Michigan will not be getting historical horse racing in the near future after the House of Representatives did not pass SB 0661 for the second consecutive year.
The bill would have allowed racetracks and some land-based casinos to install historical pari-mutuel betting terminals where players can wager on horse races that have already taken place. But the machines do not show information such as when the race took place, and the horses’ names, so results can’t be remembered or researched by the player betting on the race.
Earlier in December, the historical horse racing bill passed through the Michigan Ways and Means Committee after three amendments were added to it.
House Bill 6462 amended the Lawful Sports Betting Act and revised the allocation of taxes imposed under the act. With this bill, 5% of tax revenue would have been redirected from the Agriculture Equine Industry Development Fund to the Michigan Economic Development Corporation.
Under House Bill 6463, the Lawful Internet Gaming Act would have amended to revise a citation in the Michigan Gaming Control Revenue Act in regard to the renumbering of provisions that would be made by House Bill 6464.
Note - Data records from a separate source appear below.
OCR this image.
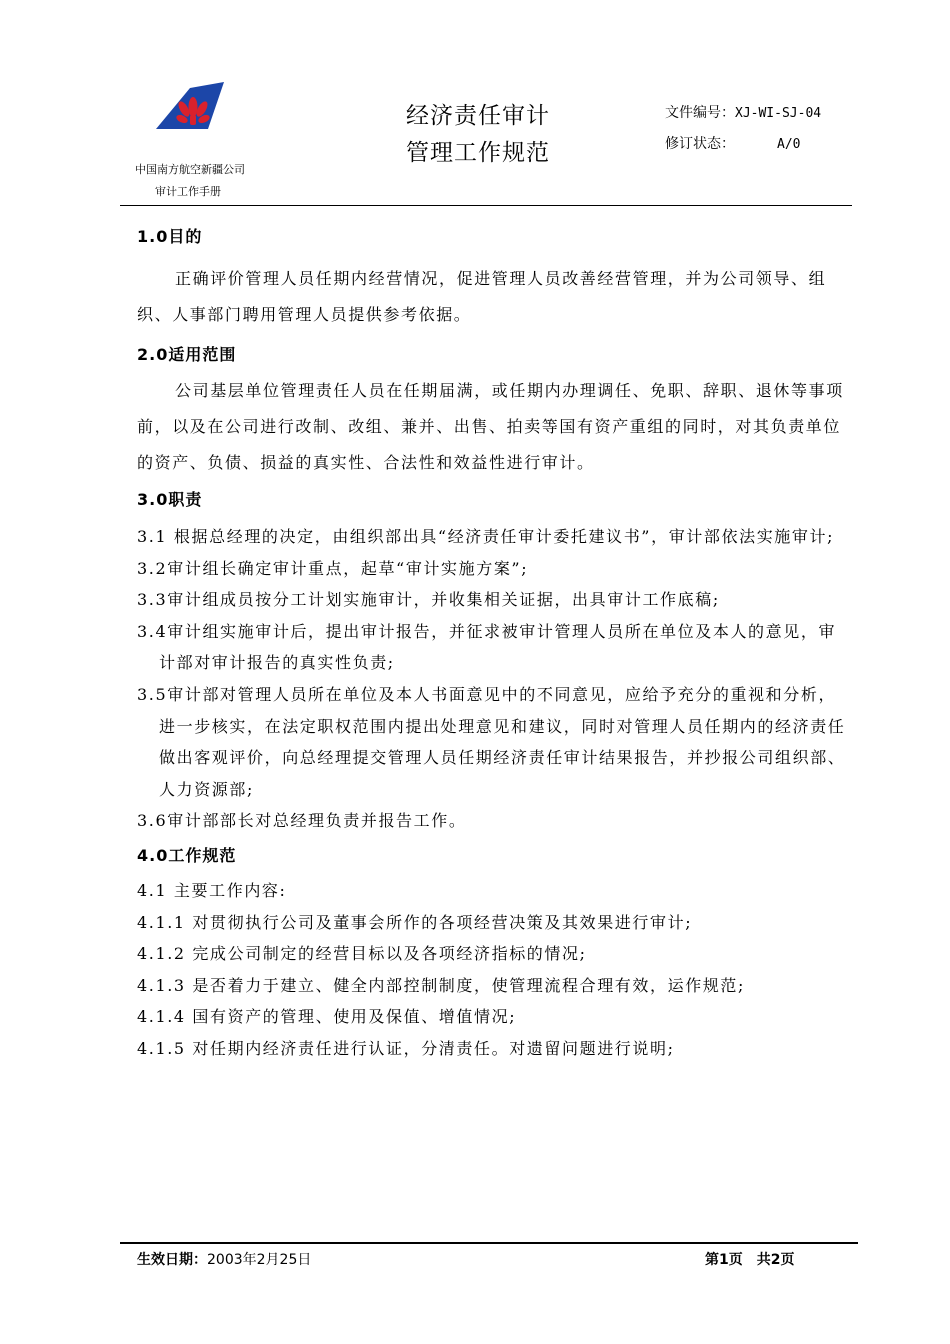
中国南方航空新疆公司
审计工作手册
经济责任审计
管理工作规范
文件编号：XJ-WI-SJ-04
修订状态：	A/0

1.0目的

正确评价管理人员任期内经营情况，促进管理人员改善经营管理，并为公司领导、组织、人事部门聘用管理人员提供参考依据。

2.0适用范围

公司基层单位管理责任人员在任期届满，或任期内办理调任、免职、辞职、退休等事项前，以及在公司进行改制、改组、兼并、出售、拍卖等国有资产重组的同时，对其负责单位的资产、负债、损益的真实性、合法性和效益性进行审计。

3.0职责

3.1 根据总经理的决定，由组织部出具“经济责任审计委托建议书”，审计部依法实施审计;

3.2审计组长确定审计重点，起草“审计实施方案”;

3.3审计组成员按分工计划实施审计，并收集相关证据，出具审计工作底稿;

3.4审计组实施审计后，提出审计报告，并征求被审计管理人员所在单位及本人的意见，审计部对审计报告的真实性负责;

3.5审计部对管理人员所在单位及本人书面意见中的不同意见，应给予充分的重视和分析，进一步核实，在法定职权范围内提出处理意见和建议，同时对管理人员任期内的经济责任做出客观评价，向总经理提交管理人员任期经济责任审计结果报告，并抄报公司组织部、人力资源部;

3.6审计部部长对总经理负责并报告工作。

4.0工作规范

4.1 主要工作内容:

4.1.1 对贯彻执行公司及董事会所作的各项经营决策及其效果进行审计;

4.1.2 完成公司制定的经营目标以及各项经济指标的情况;

4.1.3 是否着力于建立、健全内部控制制度，使管理流程合理有效，运作规范;

4.1.4 国有资产的管理、使用及保值、增值情况;

4.1.5 对任期内经济责任进行认证，分清责任。对遗留问题进行说明;

生效日期：2003年2月25日	第1页 共2页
House Bill 6464 likely would have increased simulcast wagering revenues with Detroit casinos being able to have more opportunities to offer simulcast wagering to their patrons. Under House Bill 6464, Section 9B of the Michigan Gaming Control and Revenue Act would have been repealed. Section 9B prohibits a person with a casino license from televising or allowing any other person to televise simulcast horse races on the premises of a casino.
But these amendments were not enough to convince the House to pursue passing the historical horse racing bill.
What’s next for HHR and Michigan’s tracks?
Michigan has one active horse racing track. Northville Downs is located near Detroit and was one of the many businesses struggling with the pandemic closures.
AmRace & Sports LLC was in discussions to bring back Sports Creek Raceway, but only if historical horse racing became legalized in the state. That deal likely means reviving the track will be put on hold.
In November, the Michigan Gaming Control Board (MGCB) denied Sports Creek Raceway its permits for live horse racing and simulcasting at the facility. The MGCB stated the track owner’s application lacked the necessary information.
Northville Downs announced in November it plans to schedule 54 days of live pari-mutuel horse racing on Fridays and Saturdays throughout 2021. The track has received permission from the MGCB to simulcast races to and from the venue throughout next year, except for April 4, Nov. 24-25 and Dec. 25.
“It has been a challenging year for live horse racing, and we hope the 2021 season will go well,” said Richard S. Kalm, MGCB executive director, in a news release. “The added option of mobile betting approved this year provides extra support for Michigan’s horse racing industry and may draw new fans to the sport.”